BPE and its unaudited accounts
t a forum organised by the Fiscal Responsibility Commission (FRC) last week, the Bureau for Public Enterprises (BPE) was accused of operating in contravention of several provisions of the Fiscal Responsibility Act of 2007. FRC’s acting chairman, Mr Victor Muruaku, accused the Bureau of serial breaches of the law, including failure to provide audited accounts for the four years of 2007 to 2011, inability to provide approved annual budget for the financial year 2012/2013 and of not remitting the N81.8 million, being its operating surplus in 2007.
In its defence, the BPE, through its Head of Central Accounts Mr Sani Ali, blamed such alleged breaches on the frequent changes in its leadership and the circumstances of its parent agency - the National Committee on Privatisation (NCP). The chairman of the NCP is Nigeria’s vice president, while the BPE is its secretariat.
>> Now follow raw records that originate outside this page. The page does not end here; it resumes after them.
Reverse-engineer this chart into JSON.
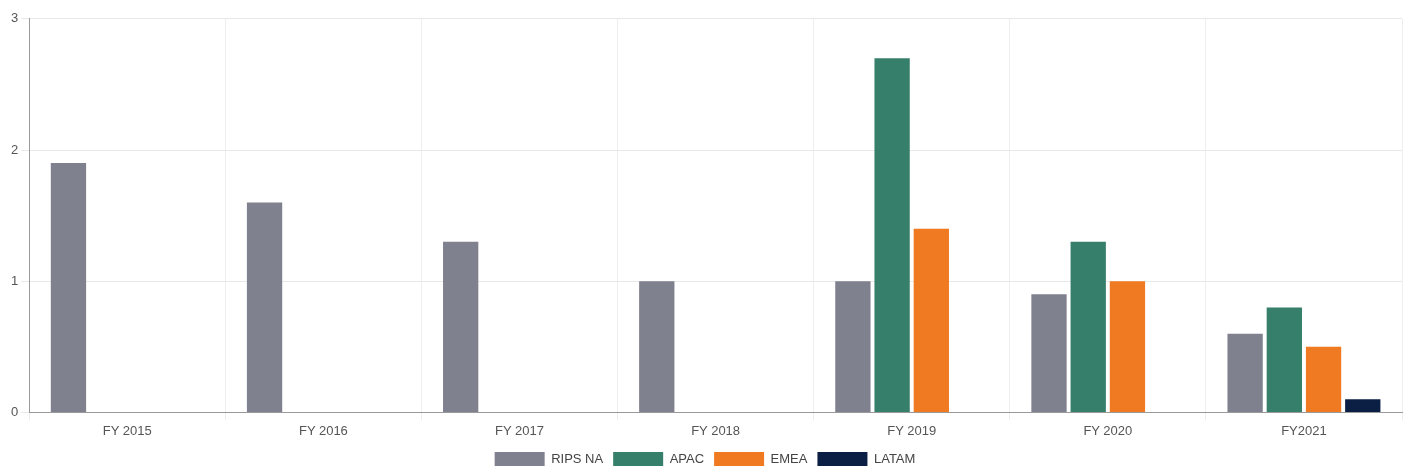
{
  "chart_data": {
    "type": "bar",
    "categories": [
      "FY 2015",
      "FY 2016",
      "FY 2017",
      "FY 2018",
      "FY 2019",
      "FY 2020",
      "FY2021"
    ],
    "series": [
      {
        "name": "RIPS NA",
        "color": "#7f818e",
        "values": [
          1.9,
          1.6,
          1.3,
          1.0,
          1.0,
          0.9,
          0.6
        ]
      },
      {
        "name": "APAC",
        "color": "#367f6b",
        "values": [
          null,
          null,
          null,
          null,
          2.7,
          1.3,
          0.8
        ]
      },
      {
        "name": "EMEA",
        "color": "#f07a22",
        "values": [
          null,
          null,
          null,
          null,
          1.4,
          1.0,
          0.5
        ]
      },
      {
        "name": "LATAM",
        "color": "#0b1f44",
        "values": [
          null,
          null,
          null,
          null,
          null,
          null,
          0.1
        ]
      }
    ],
    "ylim": [
      0,
      3
    ],
    "yticks": [
      0,
      1,
      2,
      3
    ],
    "grid": true,
    "legend": "bottom"
  }
}
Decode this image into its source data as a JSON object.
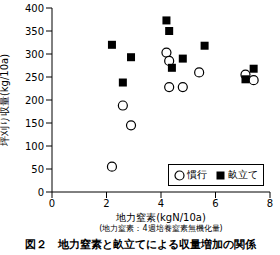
{
  "chart_data": {
    "type": "scatter",
    "caption": "図２　地力窒素と畝立てによる収量増加の関係",
    "x_label": "地力窒素(kgN/10a)",
    "x_label_note": "(地力窒素：4週培養窒素無機化量)",
    "y_label": "坪刈り収量(kg/10a)",
    "xlim": [
      0,
      8
    ],
    "xticks": [
      0,
      2,
      4,
      6,
      8
    ],
    "ylim": [
      0,
      400
    ],
    "yticks": [
      0,
      50,
      100,
      150,
      200,
      250,
      300,
      350,
      400
    ],
    "grid": false,
    "legend": "lower right",
    "series": [
      {
        "name": "慣行",
        "color": "#000000",
        "marker": "circle",
        "x": [
          2.2,
          2.6,
          2.9,
          4.2,
          4.3,
          4.3,
          4.8,
          5.4,
          7.1,
          7.4
        ],
        "values": [
          55,
          188,
          145,
          303,
          285,
          228,
          228,
          260,
          255,
          243
        ]
      },
      {
        "name": "畝立て",
        "color": "#000000",
        "marker": "square",
        "x": [
          2.2,
          2.6,
          2.9,
          4.2,
          4.3,
          4.4,
          4.8,
          5.6,
          7.1,
          7.4
        ],
        "values": [
          320,
          238,
          293,
          373,
          350,
          270,
          290,
          318,
          245,
          268
        ]
      }
    ]
  }
}
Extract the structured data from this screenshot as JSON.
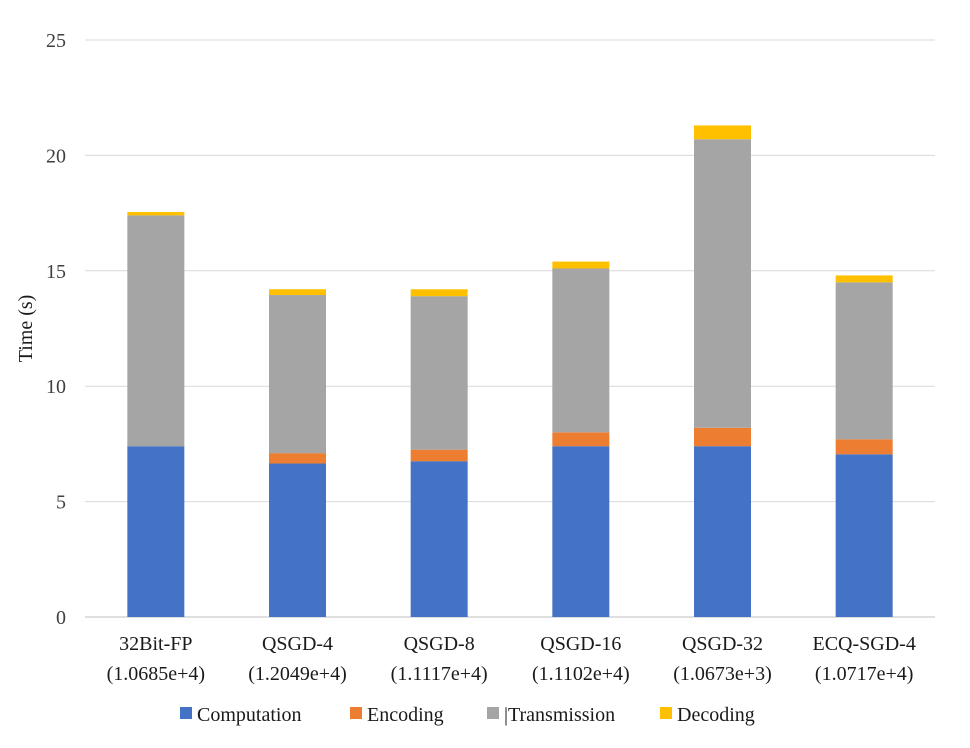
{
  "chart_data": {
    "type": "bar",
    "stacked": true,
    "ylabel": "Time (s)",
    "xlabel": "",
    "ylim": [
      0,
      25
    ],
    "yticks": [
      0,
      5,
      10,
      15,
      20,
      25
    ],
    "grid": true,
    "legend_position": "bottom",
    "categories": [
      "32Bit-FP",
      "QSGD-4",
      "QSGD-8",
      "QSGD-16",
      "QSGD-32",
      "ECQ-SGD-4"
    ],
    "category_sublabels": [
      "(1.0685e+4)",
      "(1.2049e+4)",
      "(1.1117e+4)",
      "(1.1102e+4)",
      "(1.0673e+3)",
      "(1.0717e+4)"
    ],
    "series": [
      {
        "name": "Computation",
        "color": "#4472C4",
        "values": [
          7.4,
          6.65,
          6.75,
          7.4,
          7.4,
          7.05
        ]
      },
      {
        "name": "Encoding",
        "color": "#ED7D31",
        "values": [
          0.0,
          0.45,
          0.5,
          0.6,
          0.8,
          0.65
        ]
      },
      {
        "name": "|Transmission",
        "color": "#A5A5A5",
        "values": [
          10.0,
          6.85,
          6.65,
          7.1,
          12.5,
          6.8
        ]
      },
      {
        "name": "Decoding",
        "color": "#FFC000",
        "values": [
          0.15,
          0.25,
          0.3,
          0.3,
          0.6,
          0.3
        ]
      }
    ]
  }
}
If the FRC allegations are valid, the implications go beyond the interaction between the BPE and NCP. This is so in the light of several factors, such as the relationship of the BPE with the NCP and the quantum of the national patrimony it is assigned to manage, and the indefensible responses its officers have offered to the FRC query.
The significance to the nation’s economy of the NCP and BPE provides a backdrop which projects the operational failings of the latter in sharp contrast. These are two agencies that were created to restructure, through commercialisation and privatisation, erstwhile moribund and under-performing public utilities to benefit present and future generations of Nigerians. Typical agencies undergoing restructuring under their joint purview include the Power Holding Company of Nigeria (PHCN), the Nigerian Telecommunications (NITEL) and the Nigeria Railway Corporation (NRC).
While the NCP considers and approves policies, guidelines, criteria for appointing core investors, public enterprises to be commercialised or privatised, and even the share prices or assets to be offered for sale, the BPE functions as the implementing organ. In its role, it advises the NCP, apart from managing the accounts of all commercialised utilities for financial discipline, along with other assignments.
It is a grievous breach of the law that the BPE has not kept regular financial records of its operations. If it cannot be trusted with keeping basic accounting records of its own, why should it be trusted with overseeing the huge financial operations of commercialised and privatised public enterprises?
Probity, transparency and rectitude should be standard procedure of the BPE. The FRC report shows that this is not the case. The BPE official, Mr Ali’s appeal that the Bureau’s management needed encouragement to comply with the law governing the operations of the agency is noteworthy, because it indicated a less than robust disposition of the BPE leadership towards the statutory challenges that face it. That is why an audit, not only of the finances of the BPE, but its entire operations, is overdue, and needs to be conducted as soon as possible.
The situation with the BPE also invites attention to the role of the Office of the Auditor General of the Federation, with respect to the widespread reports of shortcomings in the audit of government agencies, and the associated losses of monumental sums of public funds as a result. The Constitution provides ample guidelines and room for the intervention by that office in ensuring that regular audit of public institutions is done and on schedule. The country demands a more proactive posture from the Office of the Auditor General in its duties in order to stem such acts of negligence in high places that create avenues for misconduct, financial and administrative, by public officials and the agencies they work in.